# Animatronic Eye Candy



## randyaz (May 26, 2006)

Found these on another forum...


----------



## Front Yard Fright (Dec 23, 2005)

Very cool!!!
Thanks for posting!
.


----------



## Spooky1 (Aug 25, 2008)

Oh my God, I thought that was a real baby in the incubator. lol

The sad thing is, artists like these are losing jobs to digital animators (who do amazing work too). I guess it's just the evolution of movie making, but I always loved the models and animatronics done for the movies.


----------



## Wildcat (Nov 3, 2007)

Very cool. Thanks


----------



## Spookineer (Aug 20, 2006)

Thanks for sharing Bro, very inspirational.


----------



## beelce (Jul 21, 2007)

Damn........


----------



## RoxyBlue (Oct 6, 2008)

Holy crap!


I want one of those lizards for a pet


----------



## Sickie Ickie (Jun 20, 2006)

What I eventually spire to.
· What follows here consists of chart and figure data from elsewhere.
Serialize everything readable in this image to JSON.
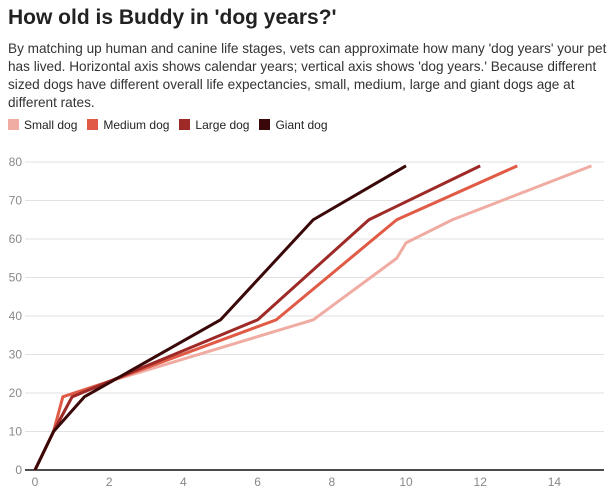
{
  "title": "How old is Buddy in 'dog years?'",
  "subtitle": "By matching up human and canine life stages, vets can approximate how many 'dog years' your pet has lived. Horizontal axis shows calendar years; vertical axis shows 'dog years.' Because different sized dogs have different overall life expectancies, small, medium, large and giant dogs age at different rates.",
  "chart_data": {
    "type": "line",
    "title": "How old is Buddy in 'dog years?'",
    "xlabel": "",
    "ylabel": "",
    "xlim": [
      0,
      15.5
    ],
    "ylim": [
      0,
      80
    ],
    "xticks": [
      0,
      2,
      4,
      6,
      8,
      10,
      12,
      14
    ],
    "yticks": [
      0,
      10,
      20,
      30,
      40,
      50,
      60,
      70,
      80
    ],
    "grid": "horizontal",
    "legend": "top-left",
    "series": [
      {
        "name": "Small dog",
        "color": "#f0aca2",
        "x": [
          0,
          0.5,
          1,
          2,
          7.5,
          9.75,
          10,
          11.25,
          15
        ],
        "y": [
          0,
          10,
          19,
          23,
          39,
          55,
          59,
          65,
          79
        ]
      },
      {
        "name": "Medium dog",
        "color": "#e05a45",
        "x": [
          0,
          0.5,
          0.75,
          2,
          6.5,
          9.75,
          13
        ],
        "y": [
          0,
          10,
          19,
          23,
          39,
          65,
          79
        ]
      },
      {
        "name": "Large dog",
        "color": "#9e2a28",
        "x": [
          0,
          0.5,
          1,
          2,
          6,
          9,
          12
        ],
        "y": [
          0,
          10,
          19,
          23,
          39,
          65,
          79
        ]
      },
      {
        "name": "Giant dog",
        "color": "#3a0808",
        "x": [
          0,
          0.5,
          1.33,
          5,
          7.5,
          10
        ],
        "y": [
          0,
          10,
          19,
          39,
          65,
          79
        ]
      }
    ]
  }
}
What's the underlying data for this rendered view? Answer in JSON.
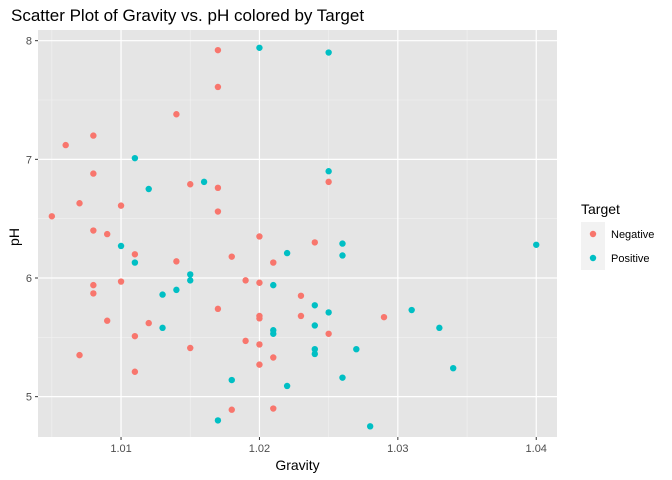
{
  "chart_data": {
    "type": "scatter",
    "title": "Scatter Plot of Gravity vs. pH colored by Target",
    "xlabel": "Gravity",
    "ylabel": "pH",
    "xlim": [
      1.004,
      1.0415
    ],
    "ylim": [
      4.66,
      8.09
    ],
    "x_ticks": [
      {
        "value": 1.01,
        "label": "1.01"
      },
      {
        "value": 1.02,
        "label": "1.02"
      },
      {
        "value": 1.03,
        "label": "1.03"
      },
      {
        "value": 1.04,
        "label": "1.04"
      }
    ],
    "y_ticks": [
      {
        "value": 5,
        "label": "5"
      },
      {
        "value": 6,
        "label": "6"
      },
      {
        "value": 7,
        "label": "7"
      },
      {
        "value": 8,
        "label": "8"
      }
    ],
    "grid": true,
    "background": "#e5e5e5",
    "legend": {
      "title": "Target",
      "position": "right"
    },
    "series": [
      {
        "name": "Negative",
        "color": "#f8766d",
        "points": [
          [
            1.005,
            6.52
          ],
          [
            1.006,
            7.12
          ],
          [
            1.007,
            6.63
          ],
          [
            1.007,
            5.35
          ],
          [
            1.008,
            7.2
          ],
          [
            1.008,
            6.88
          ],
          [
            1.008,
            6.4
          ],
          [
            1.008,
            5.94
          ],
          [
            1.008,
            5.87
          ],
          [
            1.009,
            6.37
          ],
          [
            1.009,
            5.64
          ],
          [
            1.01,
            6.61
          ],
          [
            1.01,
            5.97
          ],
          [
            1.011,
            6.2
          ],
          [
            1.011,
            5.51
          ],
          [
            1.011,
            5.21
          ],
          [
            1.012,
            5.62
          ],
          [
            1.014,
            7.38
          ],
          [
            1.014,
            6.14
          ],
          [
            1.015,
            6.79
          ],
          [
            1.015,
            5.41
          ],
          [
            1.017,
            7.92
          ],
          [
            1.017,
            7.61
          ],
          [
            1.017,
            6.76
          ],
          [
            1.017,
            6.56
          ],
          [
            1.017,
            5.74
          ],
          [
            1.018,
            6.18
          ],
          [
            1.018,
            4.89
          ],
          [
            1.019,
            5.98
          ],
          [
            1.019,
            5.47
          ],
          [
            1.02,
            6.35
          ],
          [
            1.02,
            5.96
          ],
          [
            1.02,
            5.68
          ],
          [
            1.02,
            5.66
          ],
          [
            1.02,
            5.44
          ],
          [
            1.02,
            5.27
          ],
          [
            1.021,
            6.13
          ],
          [
            1.021,
            5.33
          ],
          [
            1.021,
            4.9
          ],
          [
            1.023,
            5.85
          ],
          [
            1.023,
            5.68
          ],
          [
            1.024,
            6.3
          ],
          [
            1.025,
            6.81
          ],
          [
            1.025,
            5.53
          ],
          [
            1.029,
            5.67
          ]
        ]
      },
      {
        "name": "Positive",
        "color": "#00bfc4",
        "points": [
          [
            1.01,
            6.27
          ],
          [
            1.011,
            7.01
          ],
          [
            1.011,
            6.13
          ],
          [
            1.012,
            6.75
          ],
          [
            1.013,
            5.86
          ],
          [
            1.013,
            5.58
          ],
          [
            1.014,
            5.9
          ],
          [
            1.015,
            6.03
          ],
          [
            1.015,
            5.98
          ],
          [
            1.016,
            6.81
          ],
          [
            1.017,
            4.8
          ],
          [
            1.018,
            5.14
          ],
          [
            1.02,
            7.94
          ],
          [
            1.021,
            5.94
          ],
          [
            1.021,
            5.56
          ],
          [
            1.021,
            5.53
          ],
          [
            1.022,
            6.21
          ],
          [
            1.022,
            5.09
          ],
          [
            1.024,
            5.77
          ],
          [
            1.024,
            5.6
          ],
          [
            1.024,
            5.4
          ],
          [
            1.024,
            5.36
          ],
          [
            1.025,
            7.9
          ],
          [
            1.025,
            6.9
          ],
          [
            1.025,
            5.71
          ],
          [
            1.026,
            6.29
          ],
          [
            1.026,
            6.19
          ],
          [
            1.026,
            5.16
          ],
          [
            1.027,
            5.4
          ],
          [
            1.028,
            4.75
          ],
          [
            1.031,
            5.73
          ],
          [
            1.033,
            5.58
          ],
          [
            1.034,
            5.24
          ],
          [
            1.04,
            6.28
          ]
        ]
      }
    ]
  }
}
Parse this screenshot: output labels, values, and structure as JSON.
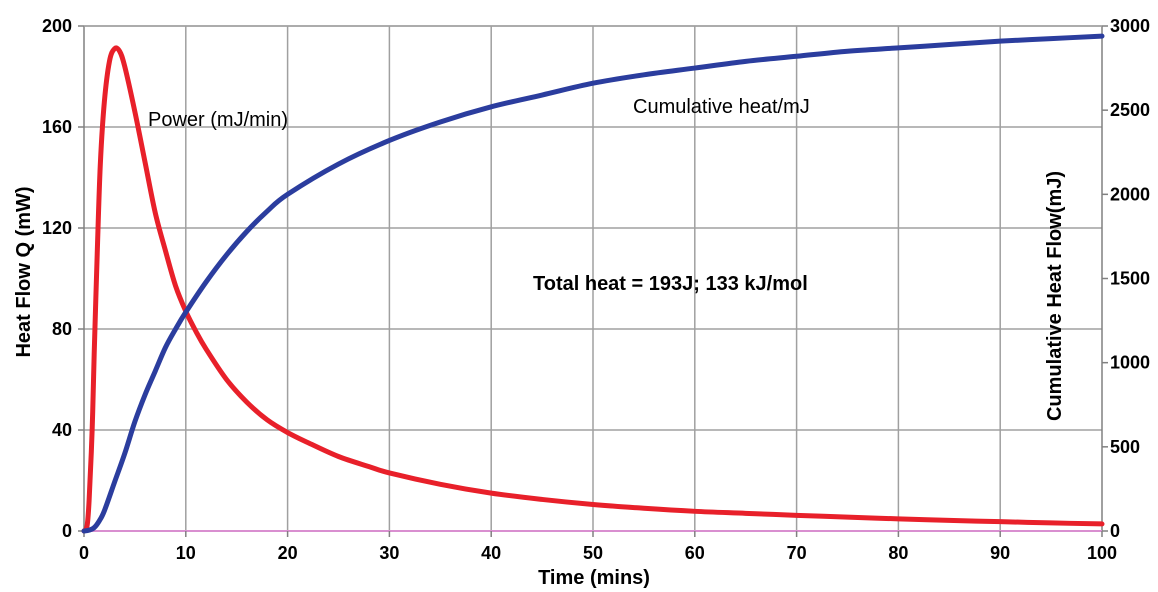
{
  "chart_data": {
    "type": "line",
    "title": "",
    "xlabel": "Time (mins)",
    "ylabel": "Heat Flow Q (mW)",
    "y2label": "Cumulative Heat Flow(mJ)",
    "xlim": [
      0,
      100
    ],
    "ylim": [
      0,
      200
    ],
    "y2lim": [
      0,
      3000
    ],
    "x_ticks": [
      0,
      10,
      20,
      30,
      40,
      50,
      60,
      70,
      80,
      90,
      100
    ],
    "y_ticks": [
      0,
      40,
      80,
      120,
      160,
      200
    ],
    "y2_ticks": [
      0,
      500,
      1000,
      1500,
      2000,
      2500,
      3000
    ],
    "grid": true,
    "baseline_color": "#d98fd0",
    "annotation": "Total heat = 193J; 133 kJ/mol",
    "series": [
      {
        "name": "Power (mJ/min)",
        "axis": "left",
        "color": "#e8202a",
        "x": [
          0,
          0.3,
          0.5,
          0.8,
          1,
          1.3,
          1.6,
          2,
          2.5,
          3,
          3.5,
          4,
          5,
          6,
          7,
          8,
          9,
          10,
          11,
          12,
          14,
          16,
          18,
          20,
          22,
          25,
          28,
          30,
          35,
          40,
          45,
          50,
          55,
          60,
          65,
          70,
          75,
          80,
          85,
          90,
          95,
          100
        ],
        "y": [
          0,
          2,
          12,
          40,
          70,
          110,
          145,
          170,
          186,
          191,
          190,
          184,
          166,
          146,
          126,
          111,
          97,
          87,
          79,
          72,
          60,
          51,
          44,
          39,
          35,
          29.5,
          25.5,
          23,
          18.5,
          15,
          12.5,
          10.5,
          9,
          7.8,
          7,
          6.2,
          5.5,
          4.8,
          4.2,
          3.7,
          3.2,
          2.8
        ]
      },
      {
        "name": "Cumulative heat/mJ",
        "axis": "right",
        "color": "#2b3d9e",
        "x": [
          0,
          0.5,
          1,
          1.5,
          2,
          3,
          4,
          5,
          6,
          7,
          8,
          9,
          10,
          12,
          14,
          16,
          18,
          20,
          25,
          30,
          35,
          40,
          45,
          50,
          55,
          60,
          65,
          70,
          75,
          80,
          85,
          90,
          95,
          100
        ],
        "y": [
          0,
          5,
          20,
          60,
          120,
          290,
          460,
          650,
          810,
          950,
          1090,
          1200,
          1300,
          1480,
          1640,
          1780,
          1900,
          2000,
          2180,
          2320,
          2430,
          2520,
          2590,
          2660,
          2710,
          2750,
          2790,
          2820,
          2850,
          2870,
          2890,
          2910,
          2925,
          2940
        ]
      }
    ]
  }
}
I bow to his greatness!


----------



## Draik41895 (Oct 25, 2008)

that were wolf head was awesome!!!!


----------



## dubbax3 (Jan 22, 2008)

The guy with the beard in the wolf vid is one of my old instructors, Doug Henderson. Really great and talented guy.


----------



## undead41 (Nov 14, 2006)

Is there a special name for that white, plastic lookin' stuff those guys use to mount servos and stuff?


----------



## randyaz (May 26, 2006)

Most likely they make and cast their parts in plastic.


----------



## Revenant (Mar 17, 2007)

oh...

my...

GAWD...


----------



## mickkell (Jan 16, 2009)

what a bunch of talented people,how awesome would that job be.


----------



## fritz42_male (May 5, 2009)

Sure the first prop is from Dr Who!


----------



## The Archivist (May 31, 2009)

Loved the bird/bat animatronic in the first video. Very impressive.


----------



## kprimm (Mar 14, 2009)

Absolutely incredible. I kneel before his greatness. Very very inspirational.


----------